People with pre-diabetes are particularly at high risk of developing type 2 diabetes mellitus. Researchers from the University of Manchester have therefore set out to investigate whether people who were referred to the programme were less likely to develop type 2 diabetes, compared with those who were not referred to the programme. To do this, the investigators used a cohort study of patients attending primary care in England using clinical Practice Research Datalink data from 1 April 2016 (NHS Diabetes Prevention Programme introduction) to 31 March 2020. Patients referred to the programme from referring practices were matched to patients in non-referring practices to minimize confounding. Patients were matched based on age, sex, and date of pre-diabetes diagnosis (within 365 days). Analysis was adjusted for age (at index date), sex, time from pre-diabetes diagnosis to index date, BMI, HbA1c, total serum cholesterol, systolic blood pressure, diastolic blood pressure, prescription of metformin, smoking status, socioeconomic status, a diagnosis of depression, and comorbidities.
A total of 18 470 patients referred to the NHS Diabetes Prevention Programme were matched with 51 331 patients not referred to NHS Diabetes Prevention Programme in the main analysis. Mean follow-up from referral was 482.0 and 472.4 days, respectively.
The researchers identified that the risk of developing type 2 diabetes was 20% lower in people with raised blood sugars referred to the programme, compared with people who were not referred and who received usual care.

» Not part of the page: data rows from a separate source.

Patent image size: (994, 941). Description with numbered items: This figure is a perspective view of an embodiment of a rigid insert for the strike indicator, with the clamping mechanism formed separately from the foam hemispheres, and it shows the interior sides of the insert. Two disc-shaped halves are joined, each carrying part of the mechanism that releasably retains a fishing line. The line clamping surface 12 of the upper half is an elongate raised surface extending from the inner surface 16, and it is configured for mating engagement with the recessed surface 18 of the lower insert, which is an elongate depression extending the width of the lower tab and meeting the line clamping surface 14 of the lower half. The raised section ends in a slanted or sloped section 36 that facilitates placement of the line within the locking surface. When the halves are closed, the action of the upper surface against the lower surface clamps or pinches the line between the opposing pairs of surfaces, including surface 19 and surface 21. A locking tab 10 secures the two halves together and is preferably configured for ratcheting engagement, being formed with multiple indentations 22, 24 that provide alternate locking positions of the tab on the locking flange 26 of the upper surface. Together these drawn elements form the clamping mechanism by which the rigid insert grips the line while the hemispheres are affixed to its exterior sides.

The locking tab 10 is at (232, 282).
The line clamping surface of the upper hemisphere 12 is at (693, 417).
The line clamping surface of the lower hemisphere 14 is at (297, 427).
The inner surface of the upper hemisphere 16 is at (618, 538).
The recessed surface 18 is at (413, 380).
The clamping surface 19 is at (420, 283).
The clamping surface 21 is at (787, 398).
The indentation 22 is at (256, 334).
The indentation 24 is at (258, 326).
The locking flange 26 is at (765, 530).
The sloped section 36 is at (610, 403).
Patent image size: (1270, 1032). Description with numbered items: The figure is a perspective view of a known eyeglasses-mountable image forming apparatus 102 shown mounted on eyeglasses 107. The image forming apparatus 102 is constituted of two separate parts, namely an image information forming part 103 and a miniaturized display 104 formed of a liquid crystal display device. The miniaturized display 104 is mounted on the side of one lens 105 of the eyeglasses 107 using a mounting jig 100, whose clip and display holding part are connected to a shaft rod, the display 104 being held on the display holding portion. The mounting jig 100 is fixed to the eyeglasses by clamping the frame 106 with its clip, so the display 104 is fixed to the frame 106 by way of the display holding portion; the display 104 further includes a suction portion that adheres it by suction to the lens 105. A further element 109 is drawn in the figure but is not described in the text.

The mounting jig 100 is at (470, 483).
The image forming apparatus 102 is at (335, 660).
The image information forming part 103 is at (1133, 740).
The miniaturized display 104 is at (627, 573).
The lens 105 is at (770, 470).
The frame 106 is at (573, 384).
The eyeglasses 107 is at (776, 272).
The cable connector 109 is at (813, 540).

While caution is needed to fully interpret the findings of this observational study, findings from the study supported the overall effectiveness of the programme. In addition, it would support the decision of the ‘rapid large-scale implementation’ of the programme in England, rather than a slower or regional introduction, as well as the continuation of the programme and the introduction of similar programmes to the rest of the United Kingdom.